A certain form of albinism in humans is recessive and autosomal. Assume that 1% of the individuals in a given population are albino. Assuming that the population is in Hardy-Weinberg equilibrium, what percentage of the individuals in this population is expected to be heterozygous?
To answer this question, we can use the Hardy-Weinberg equilibrium equation. According to this equation, in a population at equilibrium, the frequency of alleles remains constant from generation to generation.
Let's define the relevant variables first:
- p: frequency of the dominant allele in the population
- q: frequency of the recessive allele in the population
- p^2: frequency of homozygous dominant individuals (AA)
- q^2: frequency of homozygous recessive individuals (aa)
- 2pq: frequency of heterozygous individuals (Aa)
Given that 1% of individuals in the population are albino (aa), we know that q^2 = 0.01. Since albinism is a recessive trait, q^2 represents the frequency of homozygous recessive individuals.
Using these facts, we can set up the following equation:
p^2 + 2pq + q^2 = 1
Since q^2 = 0.01, we can substitute this value into the formula:
p^2 + 2pq + 0.01 = 1
Now, we need to solve for p and q.
We know that p + q = 1 since the sum of all allele frequencies must be 1. Rearranging this equation, we have q = 1 - p.

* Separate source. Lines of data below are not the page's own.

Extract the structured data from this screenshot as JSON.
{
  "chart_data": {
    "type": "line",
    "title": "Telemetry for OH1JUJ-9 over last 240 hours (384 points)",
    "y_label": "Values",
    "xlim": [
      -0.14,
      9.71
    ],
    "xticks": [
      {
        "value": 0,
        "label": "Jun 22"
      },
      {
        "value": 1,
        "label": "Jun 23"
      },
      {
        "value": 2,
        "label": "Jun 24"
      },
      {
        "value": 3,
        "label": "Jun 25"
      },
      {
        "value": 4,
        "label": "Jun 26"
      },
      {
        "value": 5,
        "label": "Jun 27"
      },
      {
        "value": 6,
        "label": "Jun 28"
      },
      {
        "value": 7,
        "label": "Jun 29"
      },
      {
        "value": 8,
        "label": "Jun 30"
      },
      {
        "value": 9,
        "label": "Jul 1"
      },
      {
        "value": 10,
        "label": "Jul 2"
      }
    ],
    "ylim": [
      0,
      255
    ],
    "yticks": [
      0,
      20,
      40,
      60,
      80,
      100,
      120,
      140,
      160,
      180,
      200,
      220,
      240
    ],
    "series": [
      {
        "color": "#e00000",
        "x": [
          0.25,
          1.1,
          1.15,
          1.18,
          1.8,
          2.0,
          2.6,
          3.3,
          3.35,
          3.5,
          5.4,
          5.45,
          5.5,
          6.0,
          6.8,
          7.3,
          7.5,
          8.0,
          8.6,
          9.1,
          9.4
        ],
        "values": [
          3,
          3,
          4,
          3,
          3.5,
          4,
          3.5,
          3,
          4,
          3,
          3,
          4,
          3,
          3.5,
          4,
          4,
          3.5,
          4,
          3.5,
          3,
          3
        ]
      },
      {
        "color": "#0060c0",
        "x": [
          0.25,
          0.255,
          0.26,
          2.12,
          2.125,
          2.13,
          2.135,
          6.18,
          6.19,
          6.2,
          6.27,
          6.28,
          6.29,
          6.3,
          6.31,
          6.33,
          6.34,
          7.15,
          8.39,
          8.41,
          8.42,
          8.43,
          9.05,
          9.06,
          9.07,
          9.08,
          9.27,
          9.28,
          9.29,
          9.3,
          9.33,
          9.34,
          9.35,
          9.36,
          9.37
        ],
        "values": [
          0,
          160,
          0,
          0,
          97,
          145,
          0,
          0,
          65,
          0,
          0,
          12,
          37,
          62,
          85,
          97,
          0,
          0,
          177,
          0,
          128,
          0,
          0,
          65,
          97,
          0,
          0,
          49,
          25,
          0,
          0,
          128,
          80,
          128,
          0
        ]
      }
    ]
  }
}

Substituting this value into the previous equation:
p^2 + 2p(1 - p) + 0.01 = 1
Simplifying:
p^2 + 2p - 2p^2 + 0.01 = 1
Combining like terms:
-p^2 + 2p + 0.01 = 0
Now we have a quadratic equation:
p^2 - 2p - 0.01 = 0
We can solve this equation using the quadratic formula:
p = (-b ± √(b^2 - 4ac)) / 2a
In this case, a = 1, b = -2, and c = -0.01.
Using the quadratic formula, we find two values for p:
p ≈ 1.0102 and p ≈ 0.9898
Since p represents the frequency of the dominant allele, and q = 1 - p, we take the value of p that is less than 1 to be the correct one, which is p ≈ 0.9898.
Now that we have p, we can find q = 1 - p:
q ≈ 1 - 0.9898
q ≈ 0.0102
Therefore, the frequency of the heterozygous individuals (Aa) in the population is approximately 2pq:
2pq ≈ 2 * 0.9898 * 0.0102
2pq ≈ 0.0202
So, approximately 2% of individuals in this population are expected to be heterozygous.